Damón y Pitias son dos hombres que se han convertido en símbolo de amistad y fidelidad hasta la muerte. Florecieron ambos en el siglo V antes de J.C. en la ciudad siciliana de Siracusa, donde gobernaba el tirano Dionisio. Tan despótico e injusto era su gobierno, que los hombres que le inspiraban antipatía podían ser condenados a muerte con el menor pretexto.
Un día, Pitias cayó en desgracia a los ojos del tirano, quien ordenó que lo encarcelaran y lo ejecutaran. Pitias escuchó la sentencia de muerte sin pestañear; después pidió al tirano un ultimo favor; que le permitiera ver a su familia y disponer de sus bienes.
A oír la triste suerte que le aguardaba a su amigo, Damón se ofreció como rehén para garantizar el regreso de Pitias. A ello accedió aunque a regañadientes, el cruel soberano. No obstante, advirtió a Pitias que disponía de un mes para arreglar sus asuntos...si transcurrido ese plazo no regresaba, su amigo Damón moriría en su lugar.

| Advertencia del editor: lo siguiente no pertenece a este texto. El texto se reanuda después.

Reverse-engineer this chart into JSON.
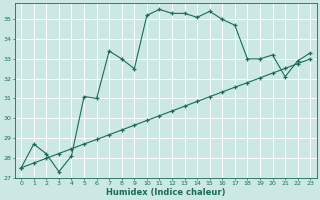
{
  "xlabel": "Humidex (Indice chaleur)",
  "bg_color": "#cce8e5",
  "line_color": "#1a6b5a",
  "grid_color": "#ffffff",
  "xlim": [
    -0.5,
    23.5
  ],
  "ylim": [
    27,
    35.8
  ],
  "yticks": [
    27,
    28,
    29,
    30,
    31,
    32,
    33,
    34,
    35
  ],
  "xticks": [
    0,
    1,
    2,
    3,
    4,
    5,
    6,
    7,
    8,
    9,
    10,
    11,
    12,
    13,
    14,
    15,
    16,
    17,
    18,
    19,
    20,
    21,
    22,
    23
  ],
  "line1_x": [
    0,
    1,
    2,
    3,
    4,
    5,
    6,
    7,
    8,
    9,
    10,
    11,
    12,
    13,
    14,
    15,
    16,
    17,
    18,
    19,
    20,
    21,
    22,
    23
  ],
  "line1_y": [
    27.5,
    28.7,
    28.2,
    27.3,
    28.1,
    31.1,
    31.0,
    33.4,
    33.0,
    32.5,
    35.2,
    35.5,
    35.3,
    35.3,
    35.1,
    35.4,
    35.0,
    34.7,
    33.0,
    33.0,
    33.2,
    32.1,
    32.9,
    33.3
  ],
  "line2_x": [
    0,
    1,
    2,
    3,
    4,
    5,
    6,
    7,
    8,
    9,
    10,
    11,
    12,
    13,
    14,
    15,
    16,
    17,
    18,
    19,
    20,
    21,
    22,
    23
  ],
  "line2_y": [
    27.5,
    27.74,
    27.98,
    28.22,
    28.46,
    28.7,
    28.93,
    29.17,
    29.41,
    29.65,
    29.89,
    30.13,
    30.37,
    30.61,
    30.85,
    31.09,
    31.33,
    31.57,
    31.8,
    32.04,
    32.28,
    32.52,
    32.76,
    33.0
  ]
}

Pitias accedió y partió al instante hacia su casa, que estaba muy lejos. Una vez en ella, comunicó a su familia la trágica noticia y dió instrucciones para el reparto de sus bienes.
Después de una triste despedida, inició su postrer viaje, dispuesto a que se cumpliera lo que el destino había decretado. Pero aunque trató de apresurarse cuanto le fue posible, muchas dificultades se interpusieron en su camino. Las inundaciones, las tempestades y otros contratiempos que continuamente le salieron al paso alargaron más de lo debido su regreso a la ciudad.
Finalmente, cuando sólo quedaban unas horas para que se cumpliera el plazo que le había concedido Dioniso, llegó a las afueras de Siracusa. Lleno de frenesí, corrió hacia el palacio. Ascendió los peldaños de la larga escalinata y, al penetrar en el salón del trono, vio un espectáculo que lo dejó mudo de pavor. Allí estaba el verdugo blandiendo su enorme espada y dispuesto a dejarla caer con fuerza irresistible para decapitar a Damón, que permanecía arrodilado, orando a los dioses.
-¡Esperad, esperad! - gritó-. ¡No matéis a Damón! ¡Ya estoy aquí!
Y arrojándose a los pies del verdugo, se dispuso a morir.
El tirano, que presenciaba la ejecución quedó tan sobrecogido de asombro ante aquella muestra de valor y amistad, que su duro corazón se ablandó.
Ordenó que se aplazase la ejecución y terminó por indultar al reo.
Desde aquel día, no sólo dejó vivir en paz a los dos fieles amigos Damón y Pitias, sino que también el propio Dionisio se unió a ellos con vínculos de amistad duradera.